Backward Analysis with Logger
Replacing all the print statements with the logger is the most professional and powerful way to debug log statements. It is a heavy weapon for developers because it gives them more flexibility to enable and disable. Moreover, there are log levels that you can set to enable certain logs.
One of the easiest ways to debug with the log statement is by adding the debug statement in all the methods. So, when any method is executed, the method will log a debug statement with the values of the arguments. Instead of writing the log statement in all the methods, the developer can use the decorator function, which will internally log the values of the arguments. Use the code snippet below to create a decorator function and add @enable_args_debugger before all the methods where you want to print the arguments.
Whether the application is on cloud or on-premise, running on an application server or serverless, or is containerized, Lightrun Cloud is a free tool that helps developers to easily identify issues and resolve them quickly. It reduces delivery time and adds flexibility to add logs or snapshots in real-time without changing the code.

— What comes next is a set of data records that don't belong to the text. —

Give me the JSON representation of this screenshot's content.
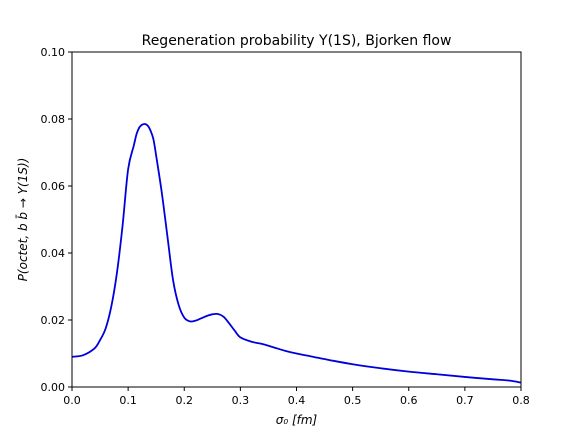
{
  "chart_data": {
    "type": "line",
    "title": "Regeneration probability Υ(1S), Bjorken flow",
    "xlabel": "σ₀ [fm]",
    "ylabel": "P(octet, b b̄ → Υ(1S))",
    "xlim": [
      0.0,
      0.8
    ],
    "ylim": [
      0.0,
      0.1
    ],
    "xticks": [
      "0.0",
      "0.1",
      "0.2",
      "0.3",
      "0.4",
      "0.5",
      "0.6",
      "0.7",
      "0.8"
    ],
    "yticks": [
      "0.00",
      "0.02",
      "0.04",
      "0.06",
      "0.08",
      "0.10"
    ],
    "grid": false,
    "line_color": "#0000dd",
    "series": [
      {
        "x": [
          0.0,
          0.02,
          0.04,
          0.05,
          0.06,
          0.07,
          0.08,
          0.09,
          0.1,
          0.11,
          0.115,
          0.12,
          0.125,
          0.13,
          0.135,
          0.14,
          0.145,
          0.15,
          0.16,
          0.17,
          0.18,
          0.19,
          0.2,
          0.21,
          0.22,
          0.23,
          0.24,
          0.25,
          0.26,
          0.27,
          0.28,
          0.29,
          0.3,
          0.32,
          0.34,
          0.36,
          0.38,
          0.4,
          0.43,
          0.46,
          0.5,
          0.55,
          0.6,
          0.65,
          0.7,
          0.75,
          0.78,
          0.8
        ],
        "y": [
          0.009,
          0.0095,
          0.0115,
          0.014,
          0.0175,
          0.024,
          0.034,
          0.048,
          0.065,
          0.072,
          0.0755,
          0.0775,
          0.0783,
          0.0785,
          0.078,
          0.0765,
          0.074,
          0.069,
          0.058,
          0.045,
          0.032,
          0.0245,
          0.0207,
          0.0196,
          0.0198,
          0.0205,
          0.0212,
          0.0217,
          0.0218,
          0.021,
          0.019,
          0.0168,
          0.0148,
          0.0135,
          0.0128,
          0.0118,
          0.0108,
          0.01,
          0.009,
          0.008,
          0.0068,
          0.0056,
          0.0046,
          0.0038,
          0.003,
          0.0023,
          0.0019,
          0.0013
        ]
      }
    ]
  }
}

Real-Time Debugging with Lightrun Logs
It is a tedious process to add logs or an assert statement after the code is shipped. Instead of invoking the CI/CD pipeline for a couple of line changes, you can use Lightrun Logs to add logs. It allows you to add as many logs as you want in the run-time on the production system. It can be integrated with the leading IDEs. With this tool, developers can freely focus on the core business logic under the bells and whistles.
Real-Time Debugging with Lightrun Snapshots
In many cases, developers have a hard time understanding the flow of execution. If the developer has the stack trace and the variables, it is easy for them to understand if there is missing logic or if the conditional execution is not working as expected. Lightrun Snapshots are virtual breakpoints that extract all the data without breaking the system.
With Lightrun, you can have conditional snapshots, integrate with the IDE you are using, and add as many snapshots as you want without breaking the system.
Real-Time Debugging with Lightrun Performance Metrics
Bugs are not only missing/wrong logic. They can be bottlenecks and long queries too. These performance-related bugs can be addressed using Lightrun. You can add performance metric monitoring along with logs examples, count the number of times the particular code is executed, measure the time between two function executions, and collect system stats, like latency and throughput counters.
Developers and DevOps engineers use multiple tools for each debugging strategy, like remote debugging, log shipping, application performance monitoring, and memory snapshot. However, Lightrun Cloud is the one place to satisfy all your developer needs for debugging, including logging, metrics and APM, snapshot, and remote debugging. It also integrates with various DevOps tools, which enables smooth implementation of its advantages.